Sarah Wiener Die Zutat: O brennendes,süßes Verlangen
Es gibt in meinem Bekanntenkreis niemanden, der sie nicht mag: die Gewürznelke. Ihren Namen verdankt sie dem mittelniederdeutschen Wort „negelken“, das so viel wie kleines Nägelchen bedeutet und so an die Form ihrer Knospen erinnert. Symbolträchtig wurden die Früchte im Mittelalter als Nägel der Passion Christi interpretiert. Mit der Nelke aus dem Blumenladen hat sie bis auf den Namen nichts gemein – sie ist ein Myrtengewächs, das ursprünglich auf den Gewürzinseln beheimatet war.

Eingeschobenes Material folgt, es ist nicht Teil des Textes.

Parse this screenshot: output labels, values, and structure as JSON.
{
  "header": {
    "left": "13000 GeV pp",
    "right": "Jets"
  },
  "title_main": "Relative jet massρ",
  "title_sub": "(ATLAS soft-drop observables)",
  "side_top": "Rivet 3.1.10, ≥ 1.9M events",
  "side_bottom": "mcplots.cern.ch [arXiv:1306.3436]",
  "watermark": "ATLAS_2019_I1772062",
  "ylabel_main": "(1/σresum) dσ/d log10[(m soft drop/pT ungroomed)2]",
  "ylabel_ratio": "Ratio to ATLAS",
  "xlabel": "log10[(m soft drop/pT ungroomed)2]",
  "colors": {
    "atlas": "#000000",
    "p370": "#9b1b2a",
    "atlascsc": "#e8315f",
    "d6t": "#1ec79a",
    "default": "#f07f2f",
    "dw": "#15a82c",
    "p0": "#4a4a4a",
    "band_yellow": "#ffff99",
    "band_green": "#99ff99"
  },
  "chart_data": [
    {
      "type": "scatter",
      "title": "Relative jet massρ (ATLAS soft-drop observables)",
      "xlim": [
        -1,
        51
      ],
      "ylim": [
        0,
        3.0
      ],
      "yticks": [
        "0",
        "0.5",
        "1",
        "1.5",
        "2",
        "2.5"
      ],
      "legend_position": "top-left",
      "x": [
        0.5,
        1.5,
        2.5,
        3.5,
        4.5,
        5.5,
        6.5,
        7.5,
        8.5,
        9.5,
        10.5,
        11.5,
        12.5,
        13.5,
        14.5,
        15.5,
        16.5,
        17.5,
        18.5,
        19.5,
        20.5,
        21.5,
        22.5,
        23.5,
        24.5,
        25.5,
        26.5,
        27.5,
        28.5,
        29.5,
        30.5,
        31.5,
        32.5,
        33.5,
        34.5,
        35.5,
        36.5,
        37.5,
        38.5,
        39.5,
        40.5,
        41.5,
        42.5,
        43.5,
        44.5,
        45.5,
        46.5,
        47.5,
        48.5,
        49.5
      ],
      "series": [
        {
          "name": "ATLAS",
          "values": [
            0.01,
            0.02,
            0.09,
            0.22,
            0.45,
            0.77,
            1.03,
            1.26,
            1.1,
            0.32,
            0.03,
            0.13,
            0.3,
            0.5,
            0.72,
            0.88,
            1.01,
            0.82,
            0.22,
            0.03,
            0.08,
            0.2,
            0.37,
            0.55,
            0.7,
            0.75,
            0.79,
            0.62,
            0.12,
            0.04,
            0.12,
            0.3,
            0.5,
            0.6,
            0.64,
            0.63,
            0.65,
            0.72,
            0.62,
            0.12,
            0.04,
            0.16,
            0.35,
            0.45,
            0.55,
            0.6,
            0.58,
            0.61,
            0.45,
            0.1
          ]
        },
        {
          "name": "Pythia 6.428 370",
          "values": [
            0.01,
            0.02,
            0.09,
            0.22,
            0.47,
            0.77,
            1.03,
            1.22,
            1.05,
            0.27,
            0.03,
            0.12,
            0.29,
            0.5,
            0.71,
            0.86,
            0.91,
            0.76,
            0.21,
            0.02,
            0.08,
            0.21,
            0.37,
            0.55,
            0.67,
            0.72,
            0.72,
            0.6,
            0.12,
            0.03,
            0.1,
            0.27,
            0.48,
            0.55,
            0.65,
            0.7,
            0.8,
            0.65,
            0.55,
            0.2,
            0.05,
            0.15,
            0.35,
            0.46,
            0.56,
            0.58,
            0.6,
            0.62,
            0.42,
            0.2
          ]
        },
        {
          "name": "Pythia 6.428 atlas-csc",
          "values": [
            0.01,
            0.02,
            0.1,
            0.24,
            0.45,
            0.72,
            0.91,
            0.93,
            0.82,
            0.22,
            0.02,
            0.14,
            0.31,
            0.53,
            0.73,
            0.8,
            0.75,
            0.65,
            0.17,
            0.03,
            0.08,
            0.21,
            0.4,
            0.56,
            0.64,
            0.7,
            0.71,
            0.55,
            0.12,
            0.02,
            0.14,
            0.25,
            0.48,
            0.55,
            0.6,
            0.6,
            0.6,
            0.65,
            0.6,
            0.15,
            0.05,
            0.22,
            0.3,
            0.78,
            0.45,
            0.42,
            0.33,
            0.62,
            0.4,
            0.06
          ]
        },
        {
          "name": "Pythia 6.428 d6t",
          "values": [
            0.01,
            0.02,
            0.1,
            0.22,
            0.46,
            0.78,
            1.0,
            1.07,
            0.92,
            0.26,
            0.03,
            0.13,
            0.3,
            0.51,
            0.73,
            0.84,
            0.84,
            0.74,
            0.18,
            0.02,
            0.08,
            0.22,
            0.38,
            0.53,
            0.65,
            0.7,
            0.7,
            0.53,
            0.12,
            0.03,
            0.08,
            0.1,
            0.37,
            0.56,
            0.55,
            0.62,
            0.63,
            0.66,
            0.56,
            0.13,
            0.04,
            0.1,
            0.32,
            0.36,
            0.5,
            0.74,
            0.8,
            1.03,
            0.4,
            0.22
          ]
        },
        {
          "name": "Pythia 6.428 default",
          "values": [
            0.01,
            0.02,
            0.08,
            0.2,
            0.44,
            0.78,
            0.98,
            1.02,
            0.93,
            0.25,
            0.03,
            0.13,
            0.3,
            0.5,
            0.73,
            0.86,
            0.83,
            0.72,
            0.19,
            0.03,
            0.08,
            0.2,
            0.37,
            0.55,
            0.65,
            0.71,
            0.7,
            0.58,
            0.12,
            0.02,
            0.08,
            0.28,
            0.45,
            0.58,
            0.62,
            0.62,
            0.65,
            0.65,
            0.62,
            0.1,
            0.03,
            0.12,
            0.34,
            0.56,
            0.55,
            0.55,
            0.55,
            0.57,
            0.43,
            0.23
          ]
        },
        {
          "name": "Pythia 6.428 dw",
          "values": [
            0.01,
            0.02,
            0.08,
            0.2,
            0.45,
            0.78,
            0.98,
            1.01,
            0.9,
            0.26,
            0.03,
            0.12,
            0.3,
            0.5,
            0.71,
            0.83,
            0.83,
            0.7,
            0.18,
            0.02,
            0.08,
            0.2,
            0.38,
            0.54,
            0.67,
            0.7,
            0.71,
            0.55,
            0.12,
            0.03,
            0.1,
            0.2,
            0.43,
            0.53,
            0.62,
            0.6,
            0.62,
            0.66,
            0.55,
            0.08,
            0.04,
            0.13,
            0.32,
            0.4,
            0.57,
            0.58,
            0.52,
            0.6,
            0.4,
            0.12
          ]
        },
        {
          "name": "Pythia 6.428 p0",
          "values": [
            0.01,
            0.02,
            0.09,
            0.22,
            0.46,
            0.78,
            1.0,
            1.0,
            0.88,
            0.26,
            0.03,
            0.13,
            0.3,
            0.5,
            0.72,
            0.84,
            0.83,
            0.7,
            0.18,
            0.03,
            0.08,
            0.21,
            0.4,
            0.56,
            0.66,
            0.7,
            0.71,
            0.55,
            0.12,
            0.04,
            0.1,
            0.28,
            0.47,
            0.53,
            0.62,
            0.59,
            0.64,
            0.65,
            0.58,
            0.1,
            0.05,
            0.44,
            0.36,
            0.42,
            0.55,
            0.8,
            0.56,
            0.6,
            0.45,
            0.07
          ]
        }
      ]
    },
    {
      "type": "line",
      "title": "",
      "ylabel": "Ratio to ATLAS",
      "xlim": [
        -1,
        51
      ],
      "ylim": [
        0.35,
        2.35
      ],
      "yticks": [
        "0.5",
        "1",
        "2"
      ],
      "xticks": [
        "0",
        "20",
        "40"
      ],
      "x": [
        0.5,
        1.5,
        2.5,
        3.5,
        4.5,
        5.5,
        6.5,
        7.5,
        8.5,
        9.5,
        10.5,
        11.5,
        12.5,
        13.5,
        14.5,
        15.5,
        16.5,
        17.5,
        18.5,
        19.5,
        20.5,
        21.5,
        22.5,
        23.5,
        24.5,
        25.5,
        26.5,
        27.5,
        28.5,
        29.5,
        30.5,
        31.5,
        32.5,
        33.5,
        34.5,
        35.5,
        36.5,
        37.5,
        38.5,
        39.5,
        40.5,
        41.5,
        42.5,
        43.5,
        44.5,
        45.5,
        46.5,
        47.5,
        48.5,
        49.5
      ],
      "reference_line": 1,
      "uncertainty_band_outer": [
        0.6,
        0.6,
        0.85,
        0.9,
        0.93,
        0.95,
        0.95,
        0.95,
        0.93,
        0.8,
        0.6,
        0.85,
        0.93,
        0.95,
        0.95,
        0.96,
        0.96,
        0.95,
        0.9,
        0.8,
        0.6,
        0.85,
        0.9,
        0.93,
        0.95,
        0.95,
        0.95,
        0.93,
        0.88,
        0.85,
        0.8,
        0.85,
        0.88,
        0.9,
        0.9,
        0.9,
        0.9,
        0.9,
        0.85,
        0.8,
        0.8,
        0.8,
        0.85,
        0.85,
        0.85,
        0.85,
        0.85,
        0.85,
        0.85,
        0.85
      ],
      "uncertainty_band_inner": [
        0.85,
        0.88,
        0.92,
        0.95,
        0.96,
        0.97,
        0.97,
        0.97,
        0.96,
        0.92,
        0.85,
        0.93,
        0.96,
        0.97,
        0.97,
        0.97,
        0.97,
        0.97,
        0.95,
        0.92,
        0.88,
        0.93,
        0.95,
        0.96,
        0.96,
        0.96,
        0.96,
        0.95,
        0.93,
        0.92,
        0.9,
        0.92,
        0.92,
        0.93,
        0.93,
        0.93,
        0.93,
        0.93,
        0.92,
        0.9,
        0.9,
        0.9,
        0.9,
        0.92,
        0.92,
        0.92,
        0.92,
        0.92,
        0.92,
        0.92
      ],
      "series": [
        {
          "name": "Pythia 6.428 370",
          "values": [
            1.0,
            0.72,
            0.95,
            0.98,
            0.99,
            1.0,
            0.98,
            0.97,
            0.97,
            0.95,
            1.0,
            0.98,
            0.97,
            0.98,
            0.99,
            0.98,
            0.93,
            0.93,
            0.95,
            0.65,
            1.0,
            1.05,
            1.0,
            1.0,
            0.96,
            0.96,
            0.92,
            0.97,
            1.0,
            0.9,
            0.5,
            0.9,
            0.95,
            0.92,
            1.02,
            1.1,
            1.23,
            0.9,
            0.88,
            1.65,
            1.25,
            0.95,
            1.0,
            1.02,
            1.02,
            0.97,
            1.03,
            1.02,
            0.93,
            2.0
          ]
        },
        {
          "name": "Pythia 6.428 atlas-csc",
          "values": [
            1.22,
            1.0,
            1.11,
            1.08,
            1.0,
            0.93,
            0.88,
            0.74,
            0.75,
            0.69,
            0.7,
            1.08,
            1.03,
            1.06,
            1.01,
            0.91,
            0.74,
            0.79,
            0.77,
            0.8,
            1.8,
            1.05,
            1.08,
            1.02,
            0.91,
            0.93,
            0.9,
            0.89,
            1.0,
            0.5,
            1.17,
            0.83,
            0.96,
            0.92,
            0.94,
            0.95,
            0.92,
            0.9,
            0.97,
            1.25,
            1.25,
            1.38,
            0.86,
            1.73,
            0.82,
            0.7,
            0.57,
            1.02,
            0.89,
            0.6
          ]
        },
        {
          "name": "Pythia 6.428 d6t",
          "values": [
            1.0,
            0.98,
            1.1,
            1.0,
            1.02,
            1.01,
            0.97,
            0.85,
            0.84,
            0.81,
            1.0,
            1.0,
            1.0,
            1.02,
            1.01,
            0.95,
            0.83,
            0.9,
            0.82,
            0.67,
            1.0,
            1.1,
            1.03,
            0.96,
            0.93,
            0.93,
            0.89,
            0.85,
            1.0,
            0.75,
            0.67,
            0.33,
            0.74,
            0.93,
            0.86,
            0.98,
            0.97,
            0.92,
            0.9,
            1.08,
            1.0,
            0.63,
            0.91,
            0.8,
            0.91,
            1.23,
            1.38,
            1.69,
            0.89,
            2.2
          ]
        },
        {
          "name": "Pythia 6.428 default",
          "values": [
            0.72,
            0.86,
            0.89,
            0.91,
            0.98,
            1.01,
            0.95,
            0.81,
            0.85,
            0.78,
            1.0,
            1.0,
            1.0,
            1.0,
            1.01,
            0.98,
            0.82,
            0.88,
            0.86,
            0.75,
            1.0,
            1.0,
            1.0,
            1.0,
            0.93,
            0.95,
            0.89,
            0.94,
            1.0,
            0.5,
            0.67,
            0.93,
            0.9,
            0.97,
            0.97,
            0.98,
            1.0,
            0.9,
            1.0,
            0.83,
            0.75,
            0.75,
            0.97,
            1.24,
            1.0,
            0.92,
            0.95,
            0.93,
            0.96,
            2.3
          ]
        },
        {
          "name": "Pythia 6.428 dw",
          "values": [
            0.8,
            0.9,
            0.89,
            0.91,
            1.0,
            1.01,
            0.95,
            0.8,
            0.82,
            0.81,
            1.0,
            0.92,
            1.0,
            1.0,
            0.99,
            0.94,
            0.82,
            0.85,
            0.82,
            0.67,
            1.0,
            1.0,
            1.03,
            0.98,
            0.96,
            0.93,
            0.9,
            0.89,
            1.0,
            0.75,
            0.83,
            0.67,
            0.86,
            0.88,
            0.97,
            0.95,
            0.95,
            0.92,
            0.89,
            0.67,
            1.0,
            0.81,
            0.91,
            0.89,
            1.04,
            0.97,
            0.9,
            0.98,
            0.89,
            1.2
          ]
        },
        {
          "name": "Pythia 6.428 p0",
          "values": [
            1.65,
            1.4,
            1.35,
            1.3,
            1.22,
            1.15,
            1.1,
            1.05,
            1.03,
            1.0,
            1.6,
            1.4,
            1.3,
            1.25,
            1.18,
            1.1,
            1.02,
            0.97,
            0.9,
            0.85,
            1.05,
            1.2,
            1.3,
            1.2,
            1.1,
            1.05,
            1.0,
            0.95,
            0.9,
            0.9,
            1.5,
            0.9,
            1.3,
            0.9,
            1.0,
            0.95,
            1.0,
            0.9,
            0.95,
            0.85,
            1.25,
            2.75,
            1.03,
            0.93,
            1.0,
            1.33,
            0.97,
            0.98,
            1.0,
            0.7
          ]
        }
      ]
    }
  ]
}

Die Gewürznelke hat eine lange Tradition als Heilmittel. Besonders die Knospe soll wegen ihres hohen Anteils des ätherischen Öls Eugenol helfen, etwa gegen Magenprobleme. Ich nutze Nelkenöl wegen seiner betäubenden Wirkung gegen Zahnschmerzen – ein Arzt muss dann natürlich trotzdem ran. Im alten China dienten Gewürznelken als Vorgängerin des Kaugummis. Angeblich sollen sich die Diener dem Kaiser von China nur mit einer Nelke im Mund haben nähern dürfen, damit dieser nicht von ihrem Mundgeruch belästigt würde.
Die Nelke schmeckt leicht brennend und zugleich lieblich und erinnert an Eukalyptus. Sie kommt in jeder großen Küche vor, oft in Kombination mit anderen Gewürzen, etwa Ingwer, Kardamom oder Zimt, und ist in Gewürzmischungen aus aller Welt ein geschmackstragender Teil: ob im indischen Garam Masala, den französischen Quatre-épices, dem chinesischen 5-Gewürze-Pulver oder dem ostafrikanischen Berbere.
Gute Gewürznelken sind noch etwas ölig, wenn man sie andrückt, und haben noch ihr Köpfchen. Die Qualität von Nelken überprüft man am besten mit dem Schwimmtest: Schwimmen sie mit dem Köpfchen oben, enthalten sie noch ausreichend Öle. Wenn nicht, hat der Geschmack schon nachgelassen.
Ich schätze die Nelke beim Kochen und Backen. Wegen ihrer pikanten, herb-süßlichen Note nutze ich sie als Begleiterin zu allen Kohl- und Wildgerichten – aber genauso für Süßspeisen, auch außerhalb der Weihnachtszeit. Etwa in Kaffee- und Karamellcrémes, bei Linzer Torte und im Schokoladenmousse.
Die Köchin Sarah Wiener stellt hier jeden Monat eine ihrer Lieblingszutaten vor. Heute: die Gewürznelke
Für ein unkompliziertes, aber besonderes Adventsessen empfehle ich, ein Stück Schweineschulter mit Salz, Pfeffer und Thymian einzureiben und dann im Bräter anzubraten. Etwas Orangensaft, Fond und einige Gewürznelken hinzugeben. Alles eine gute Stunde im Ofen braten. Der Sud kann mit weiteren Gewürzen und Cointreau abgeschmeckt und als Sauce gereicht werden.
Und wer es noch etwas weihnachtlicher und nelkiger mag, backt für den Nachtisch noch einen köstlich duftenden Honigkuchen: hierfür ein Ei, 250 g Honig, 1,5 Tassen Zucker, 2,5 Tassen Mehl, etwas Backpulver, 1/2 Tasse Milch mit je 1/2 Esslöffel frisch gemahlenem Zimt und Nelken vermischen und 30 Minuten bei 150 Grad im Backofen garen. Da kommt die winterliche Stimmung von selbst!